LESOTHO’s tourist arrivals surged to 1, 2 million in 2018, recording a 3, 1 percent improvement from 2017, statistics from the Lesotho Tourism Development Corporation (LTDC) have shown.
The revenue accrued from these international tourist arrivals was M488 million, excluding domestic tourist arrivals in the same year. This has resulted in the creation of 2717 jobs.
According to the LTDC, most of the tourists who visited Lesotho came from South Africa, Zimbabwe, Germany, Netherlands and the United States of America.

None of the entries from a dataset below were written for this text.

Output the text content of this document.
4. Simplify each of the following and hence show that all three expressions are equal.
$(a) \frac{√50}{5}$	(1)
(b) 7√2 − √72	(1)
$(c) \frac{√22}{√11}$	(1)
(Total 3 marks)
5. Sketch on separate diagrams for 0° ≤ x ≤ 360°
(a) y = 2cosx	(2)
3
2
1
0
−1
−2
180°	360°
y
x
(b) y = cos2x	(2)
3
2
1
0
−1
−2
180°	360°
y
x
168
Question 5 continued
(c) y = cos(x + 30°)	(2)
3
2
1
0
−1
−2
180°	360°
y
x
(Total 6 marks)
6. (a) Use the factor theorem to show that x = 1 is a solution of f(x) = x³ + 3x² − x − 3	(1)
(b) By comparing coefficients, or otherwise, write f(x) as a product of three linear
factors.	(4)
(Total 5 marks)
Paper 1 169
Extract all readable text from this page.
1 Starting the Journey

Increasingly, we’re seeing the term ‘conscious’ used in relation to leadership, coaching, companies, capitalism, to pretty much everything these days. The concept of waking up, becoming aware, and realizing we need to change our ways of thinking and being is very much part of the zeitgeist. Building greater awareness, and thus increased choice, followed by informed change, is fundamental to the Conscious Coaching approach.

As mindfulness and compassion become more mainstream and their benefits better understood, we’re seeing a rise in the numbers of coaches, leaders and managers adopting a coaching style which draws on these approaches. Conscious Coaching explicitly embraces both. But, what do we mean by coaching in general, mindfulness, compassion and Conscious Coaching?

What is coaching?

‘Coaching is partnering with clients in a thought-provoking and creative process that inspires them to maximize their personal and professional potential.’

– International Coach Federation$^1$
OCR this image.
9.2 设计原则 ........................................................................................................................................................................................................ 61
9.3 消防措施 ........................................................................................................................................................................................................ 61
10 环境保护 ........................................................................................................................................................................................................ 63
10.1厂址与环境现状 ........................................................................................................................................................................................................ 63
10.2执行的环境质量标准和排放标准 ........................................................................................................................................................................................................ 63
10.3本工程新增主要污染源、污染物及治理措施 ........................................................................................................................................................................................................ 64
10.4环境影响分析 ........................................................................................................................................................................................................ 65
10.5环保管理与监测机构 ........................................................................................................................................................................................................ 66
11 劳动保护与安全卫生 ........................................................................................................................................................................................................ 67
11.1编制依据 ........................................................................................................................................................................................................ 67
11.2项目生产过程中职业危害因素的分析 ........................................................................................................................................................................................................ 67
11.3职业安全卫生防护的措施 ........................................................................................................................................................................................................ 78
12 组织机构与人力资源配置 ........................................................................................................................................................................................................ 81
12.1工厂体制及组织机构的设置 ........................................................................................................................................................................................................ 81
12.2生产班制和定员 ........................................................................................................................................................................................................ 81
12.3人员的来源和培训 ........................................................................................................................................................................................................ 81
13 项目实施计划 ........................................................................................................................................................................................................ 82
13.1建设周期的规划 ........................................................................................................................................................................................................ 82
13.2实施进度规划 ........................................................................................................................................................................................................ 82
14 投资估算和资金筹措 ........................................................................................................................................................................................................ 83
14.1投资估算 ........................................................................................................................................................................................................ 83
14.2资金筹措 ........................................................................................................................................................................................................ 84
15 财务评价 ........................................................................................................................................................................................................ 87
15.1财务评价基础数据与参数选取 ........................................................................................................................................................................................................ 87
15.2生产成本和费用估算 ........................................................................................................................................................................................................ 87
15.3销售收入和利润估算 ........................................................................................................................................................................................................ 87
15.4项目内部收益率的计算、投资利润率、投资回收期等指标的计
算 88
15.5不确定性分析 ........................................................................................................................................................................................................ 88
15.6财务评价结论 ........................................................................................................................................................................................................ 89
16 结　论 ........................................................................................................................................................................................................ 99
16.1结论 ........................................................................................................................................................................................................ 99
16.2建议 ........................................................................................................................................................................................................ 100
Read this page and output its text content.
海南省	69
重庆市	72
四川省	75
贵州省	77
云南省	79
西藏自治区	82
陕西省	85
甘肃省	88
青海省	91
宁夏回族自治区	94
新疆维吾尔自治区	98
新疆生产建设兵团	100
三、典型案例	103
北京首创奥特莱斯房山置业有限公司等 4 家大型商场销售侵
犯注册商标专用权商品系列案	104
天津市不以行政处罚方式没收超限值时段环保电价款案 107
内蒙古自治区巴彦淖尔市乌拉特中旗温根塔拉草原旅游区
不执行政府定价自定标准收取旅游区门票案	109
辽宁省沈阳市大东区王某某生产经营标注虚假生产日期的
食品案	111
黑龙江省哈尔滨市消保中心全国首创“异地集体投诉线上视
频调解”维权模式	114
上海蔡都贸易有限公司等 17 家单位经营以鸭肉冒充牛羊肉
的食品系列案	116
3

Although the number of international tourist arrivals slightly dipped to 800 000 in 2019, LTDC has noted the improvement made from 400 000 international arrivals observed in 2011.
LTDC Chief Executive Officer, Mpaiphele Maqutu, this week lauded the figures saying there is significant progress towards the development of the tourism sector.
LTDC is the government’s marketing arm of the country’s tourism sector. Tourism is among the four priority sectors that the government has identified as key towards economic development along with manufacturing, technology and agriculture.
Mr Maqutu said their promotional efforts were bearing fruits as indicated by the statistics.
“We had international tourist arrivals at around 422 000 in 2011, but in 2019 the arrivals have improved to 800 000,” Mr Maqutu said adding: “that is almost double the 2011 figure, which is quite commendable”.
“In 2018 we saw a 3, 1 percent growth in the number of international tourist arrivals from 2017. The actual figure we recorded in 2018 was 1, 2 million international tourist arrivals.
“In general, this is a clear indication that were getting somewhere. We may be having challenges here and there but we are still winning. If we can all hold hands and pull in the same direction, we can achieve more than what we have right now.”
Mr Maqutu also indicated that the performance of the tourism sector depends on many other sectors of society for growth.
He therefore hailed the government’s efforts in deciding to upgrade to bitumen standard the Ha-Marakabei to Monontša and the Ha-Mpiti to Sehlaba-Thebe roads.
“These are milestones which are going to facilitate and unlock tourism potential in these places.
“Sehlaba-Thebe is no longer just a national heritage site, but it has now been declared by the UNESCO as now a world heritage site. This shows that there is some element of appeal that is found at Sehlaba-Thebe,” Mr Maqutu said.